朝中已派了工部左右侍郎前来,即将要前往龙腾与符林勘查堤防:卫所兵也堵到了正打算到南边的广阳县避风头的鲁全,口供在一页之内就让牟庆逼了出来,证实了堤防建材所用的竹笼、卵石和条石,全都是低价高报,算是坐实了马承颖和侯振义等人的罪行。
在这一切全都准备就绪,照理该是凤临忙得天昏地暗的时候,龚易也不忍心强迫他,尤其明日准备启程前往龙腾县,他当然是不会增添不必要的疲惫,岂料凤临却是摸黑进了他的房。
要知道,食欲是人类最自然的本能,而食色总是相通,不管在什么样的状况里,能吃的绝对不能放过,毕竟谁都不知道下一餐在哪里。
静谧的屋里不点半点灯火,黑暗之中只传来tiǎn_shǔn的淫靡声音。
龚易闷哼着,不住地轻抚着凤临的发,真要说的话,他得夸凤临是最得他真传的弟子,简直将所学发挥得淋漓尽致,侍候得他无比满意。
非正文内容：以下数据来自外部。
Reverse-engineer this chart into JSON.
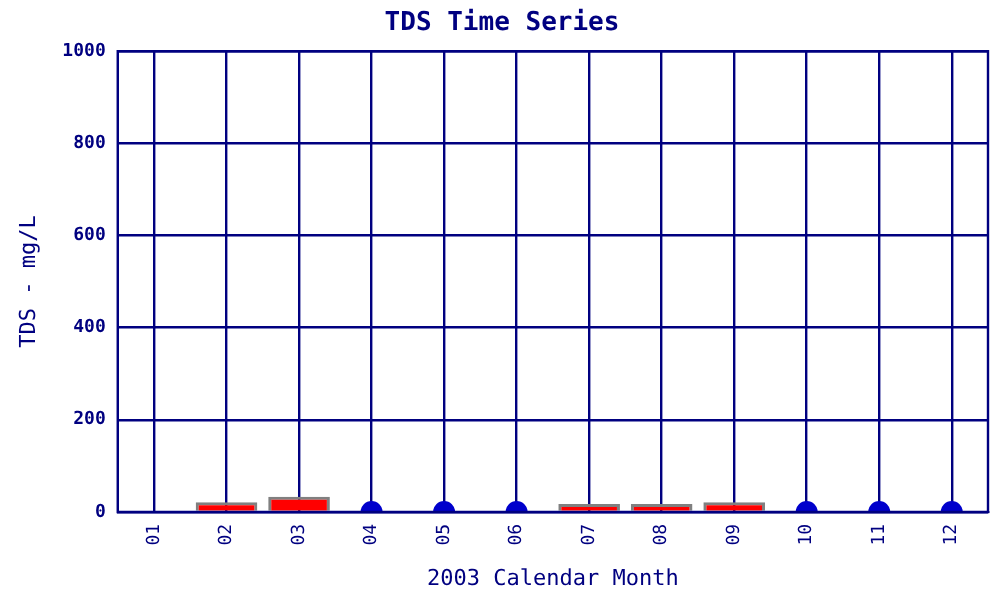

他舔了舔唇,摸索着凤临的身躯,却发觉他早已褪去了裤子,大手触向股间柔软,按压了下,他随即逸出美妙的呻吟,教他再也把持不住地将人抱起往怀里一坐,两人紧密贴合正准备驳火交战时——
“龚易,你睡了吗?”外头突地传来姬福很轻的唤声。
龚易简直像是做坏事被发现的青少年,大气都不敢吭上一声,岂料怀里的人竟然使坏,摆了摆臀,教他不禁闷哼了声。
“龚易?”
龚易张口咬着凤临的唇,吞咽着彼此的声息,然而亲密的拍击声却没逃过姬福的耳,轻轻地开了门。